Spirulina and NK Cell Biology: NKG2D, KIR Receptors, and Innate Cytotoxicity

NK Cell Activation Receptors

NK cells are innate lymphoid cells that kill virus-infected, tumour-transformed, and stressed cells. Activation is governed by a balance between activating receptors (NKG2D/KLRK1, NKp30/NCR3, NKp44/NCR2, NKp46/NCR1, DNAM-1/CD226, 2B4/CD244) and inhibitory receptors (KIRs: KIR2DL1/2/3 binding HLA-C; KIR3DL1/2 binding HLA-Bw4; NKG2A/CD94 heterodimer binding HLA-E). The missing-self hypothesis: loss of HLA class I (by virus/tumour) removes KIR inhibitory signals, allowing activation receptors to trigger cytotoxicity.

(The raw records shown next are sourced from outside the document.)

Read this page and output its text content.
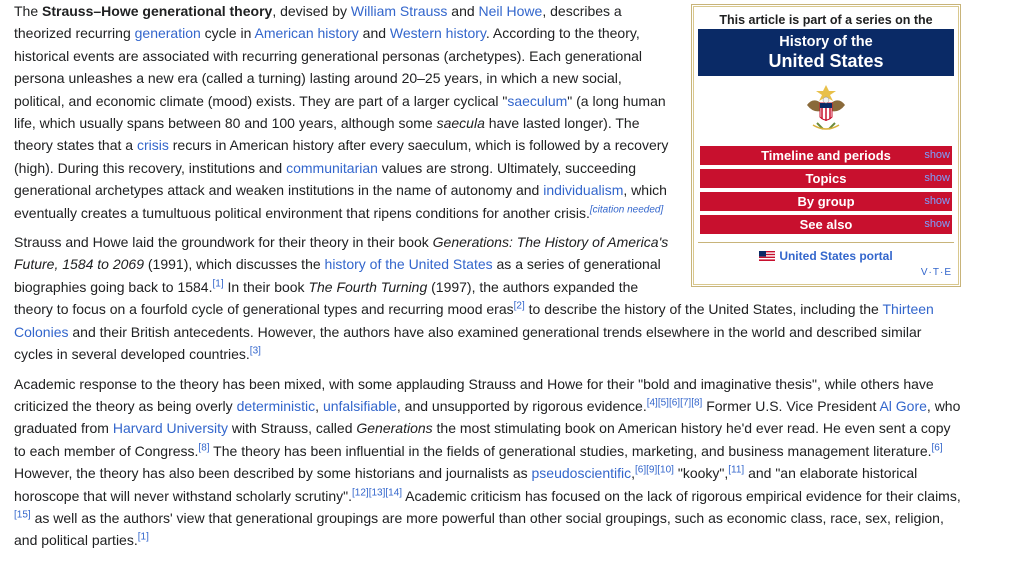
This article is part of a series on the
History of the
United States
Timeline and periods	show
Topics	show
By group	show
See also	show
United States portal
V·T·E

The Strauss–Howe generational theory, devised by William Strauss and Neil Howe, describes a theorized recurring generation cycle in American history and Western history. According to the theory, historical events are associated with recurring generational personas (archetypes). Each generational persona unleashes a new era (called a turning) lasting around 20–25 years, in which a new social, political, and economic climate (mood) exists. They are part of a larger cyclical "saeculum" (a long human life, which usually spans between 80 and 100 years, although some saecula have lasted longer). The theory states that a crisis recurs in American history after every saeculum, which is followed by a recovery (high). During this recovery, institutions and communitarian values are strong. Ultimately, succeeding generational archetypes attack and weaken institutions in the name of autonomy and individualism, which eventually creates a tumultuous political environment that ripens conditions for another crisis.[citation needed]

Strauss and Howe laid the groundwork for their theory in their book Generations: The History of America's Future, 1584 to 2069 (1991), which discusses the history of the United States as a series of generational biographies going back to 1584.[1] In their book The Fourth Turning (1997), the authors expanded the theory to focus on a fourfold cycle of generational types and recurring mood eras[2] to describe the history of the United States, including the Thirteen Colonies and their British antecedents. However, the authors have also examined generational trends elsewhere in the world and described similar cycles in several developed countries.[3]

Academic response to the theory has been mixed, with some applauding Strauss and Howe for their "bold and imaginative thesis", while others have criticized the theory as being overly deterministic, unfalsifiable, and unsupported by rigorous evidence.[4][5][6][7][8] Former U.S. Vice President Al Gore, who graduated from Harvard University with Strauss, called Generations the most stimulating book on American history he'd ever read. He even sent a copy to each member of Congress.[8] The theory has been influential in the fields of generational studies, marketing, and business management literature.[6] However, the theory has also been described by some historians and journalists as pseudoscientific,[6][9][10] "kooky",[11] and "an elaborate historical horoscope that will never withstand scholarly scrutiny".[12][13][14] Academic criticism has focused on the lack of rigorous empirical evidence for their claims,[15] as well as the authors' view that generational groupings are more powerful than other social groupings, such as economic class, race, sex, religion, and political parties.[1]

NKG2D-MICA/B Axis and Stress Ligand Induction

NKG2D (KLRK1) is an activating homodimer associating with DAP10 (HCST, PI3K/Grb2 recruiting) or DAP12 (TYROBP, ITAM/Syk/ZAP70 recruiting). Its ligands, MICA, MICB, and ULBP1-6, are induced on stressed cells by: DNA damage (ATM/ATR activation, via ARE-like and E2F promoter elements), heat shock, viral infection, and oxidative stress. Spirulina's Nrf2 activation and DNA damage reduction may paradoxically reduce NKG2D ligand expression on healthy bystander cells (protecting them from NK killing) while tumour cells with constitutive DNA damage maintain high MICA/B. This selective effect is consistent with spirulina's reported host-protective anti-tumour activity.

Cytotoxic Granule Release: Perforin and Granzymes

Upon target recognition, NK cells form an immunological synapse, polarise lytic granules containing perforin-1 (PRF1) and granzymes (GZMA/B/K/M/H) toward the synapse, and release them by exocytosis (regulated secretion via UNC13D/RAB27A). Perforin inserts into the target cell membrane (Ca2+-dependent, MACPF domain), forming pores through which granzyme B (Asp-Asp-Glu/DEVD cleavage preference, activating caspase-3 directly) and granzyme A (GZMA, tryptase, cleaving histones and GADPH) enter to trigger apoptosis. Spirulina C-phycocyanin enhances NK cytotoxic activity in multiple rodent studies, correlating with elevated NK granule release and perforin/granzyme B expression.

ADCC: FcgammaRIII and IgG-Coated Targets

NK cells express CD16 (FcgammaRIIIA/CD16A), a low-affinity Fc receptor for IgG that enables antibody-dependent cellular cytotoxicity (ADCC). IgG-coated targets activate CD16, triggering the same cytotoxic granule release pathway as NKG2D, plus TRAIL and FasL-mediated apoptosis. ADCC is particularly relevant for therapeutic antibodies (rituximab, trastuzumab, cetuximab). Spirulina's immunomodulatory polysaccharides activate NK cells independently of antibody opsonisation, providing complementary non-ADCC innate cytotoxicity.

NK Cell Metabolism: mTOR, AMPK, and Activation

Upon cytokine activation (IL-15, IL-12, IL-18), NK cells shift to glycolysis and oxidative phosphorylation via mTORC1 (rapamycin-sensitive). mTORC1 drives glucose transporter GLUT1 upregulation, necessary for the metabolic burst of cytokine production and granule release. AMPK activation opposes mTORC1 and glycolytic shift, potentially attenuating cytokine-driven NK activation. Spirulina's dual effects, direct NK polysaccharide activation versus indirect AMPK-driven mTORC1 suppression, create a nuanced net outcome: resting NK cells become more active (polysaccharide TLR/dectin stimulation), but cytokine-hyperactivated NK cells may be partially attenuated (AMPK-mTORC1 brake), contributing to immunomodulation rather than pure immunostimulation.

IFN-gamma Production and NK-DC Crosstalk

NK cells are major early IFN-gamma producers in response to IL-12+IL-18 (from DCs/ macrophages). IFN-gamma activates macrophage bactericidal activity, drives Th1 polarisation, and enhances MHC class I expression on target cells (enabling adaptive immune recognition). The NK-DC crosstalk is bidirectional: DCs activate NK cells via IL-12/IL-15/IL-18, and NK cells kill immature DCs (editing the DC pool) while sparing mature DCs (via NKG2A tolerance of HLA-E+ mature DCs). Spirulina's DC maturation effects (polysaccharide-driven IL-12 induction) would stimulate NK IFN-gamma output, contributing to the Th1 bias and anti-tumour surveillance function.